Fifteen new saints and sixteen new blesseds were honored in the two canonization ceremonies and eleven beatification ceremonies that took place in 2024. Then, a week before Christmas, sixteen Discalced Carmelite nuns were canonized through the relatively rare act of equivalent (equipollent) canonization.

2005 curial document notes that “canonization is the supreme glorification by the Church of a Servant of God raised to the honors of the altar with a decree declared definitive and preceptive for the whole Church, involving the solemn Magisterium of the Roman Pontiff.” Canonization is typically preceded by the papal approval of a miracle attributed to the saint’s intercession.

Beatification, the document continues, “consists in the concession of a public cult in the form of an indult and limited to a Servant of God whose virtues to a heroic degree, or martyrdom, have been duly recognized.” Beatification is thus typically preceded by (a) the papal recognition of martyrdom or (b) a decree of heroic virtues declaring the Servant of God “venerable,” followed by the papal approval of a miracle. The document notes that the liturgical cult of the blessed, according to the formula of beatification, is limited in locis ac modis iure statutis (“in places and modes established by law”).

St. María Antonia (Mama Antula)

On February 11, Pope Francis canonized St. Maria Antonia de San José (1730-1799), an Argentine woman colloquially known as Mama Antula.
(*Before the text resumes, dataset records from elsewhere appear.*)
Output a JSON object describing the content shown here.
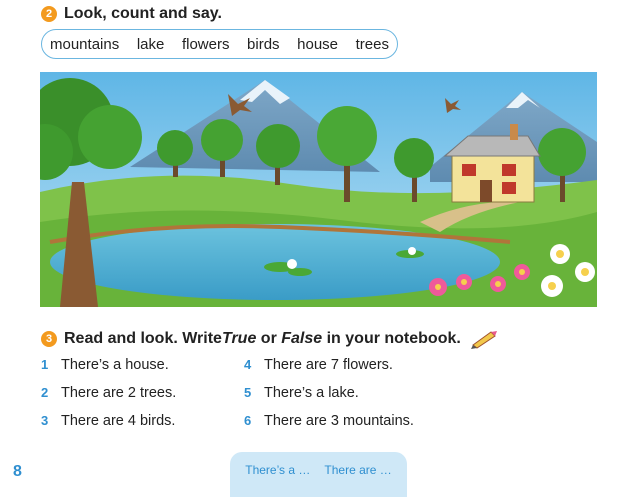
{
  "exercise2": {
    "number": "2",
    "title": "Look, count and say.",
    "words": [
      "mountains",
      "lake",
      "flowers",
      "birds",
      "house",
      "trees"
    ]
  },
  "exercise3": {
    "number": "3",
    "title_pre": "Read and look. Write ",
    "true_word": "True",
    "or_word": " or ",
    "false_word": "False",
    "title_post": " in your notebook.",
    "left": [
      {
        "n": "1",
        "text": "There’s a house."
      },
      {
        "n": "2",
        "text": "There are 2 trees."
      },
      {
        "n": "3",
        "text": "There are 4 birds."
      }
    ],
    "right": [
      {
        "n": "4",
        "text": "There are 7 flowers."
      },
      {
        "n": "5",
        "text": "There’s a lake."
      },
      {
        "n": "6",
        "text": "There are 3 mountains."
      }
    ]
  },
  "footer": {
    "page_number": "8",
    "hint_1": "There’s a …",
    "hint_2": "There are …"
  },
  "colors": {
    "accent_orange": "#f39a1e",
    "accent_blue": "#2f8fd0",
    "box_border": "#6bb6e0",
    "hint_bg": "#cfe8f7"
  },
  "icons": [
    "pencil-icon"
  ]
}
As noted in a previous CWR article, St. María Antonia was a beata: a consecrated woman who made private vows and lived in a beaterio (convent) whose direction was entrusted to priests of the Society of Jesus.

In 1767, King Charles III of Spain expelled the Jesuits from his empire. María Antonia spent the remaining decades of her life continuing the Jesuit apostolate of spiritual exercises. Walking thousands of miles across Argentina and Uruguay, she organized retreats preached by non-Jesuit priests. She eventually settled in Buenos Aires, where she founded a community of consecrated women now known as the Hijas del Divino Salvador (Daughters of the Divine Savior).

María Antonia was declared venerable in 2010 and beatified in 2016. The miracle attributed to her intercession prior to her canonization was “the rapid, complete and lasting healing of a sixty-year-old father of a family, from ischemic stroke with hemorrhagic infarction in several areas, sepsis, deep coma, and resistant septic shock with multiple organ failure, in July 2017.”

During the canonization Mass in St. Peter’s Basilica (video), Pope Francis preached that St. María Antonia was a “‘wayfarer’ of the Spirit. She travelled thousands of kilometers on foot, crossing deserts and dangerous roads, in order to bring God to others. She is a model of fervor and apostolic courage. When the Jesuits were expelled, the Spirit ignited in her a missionary fire grounded on trust in Providence and perseverance.”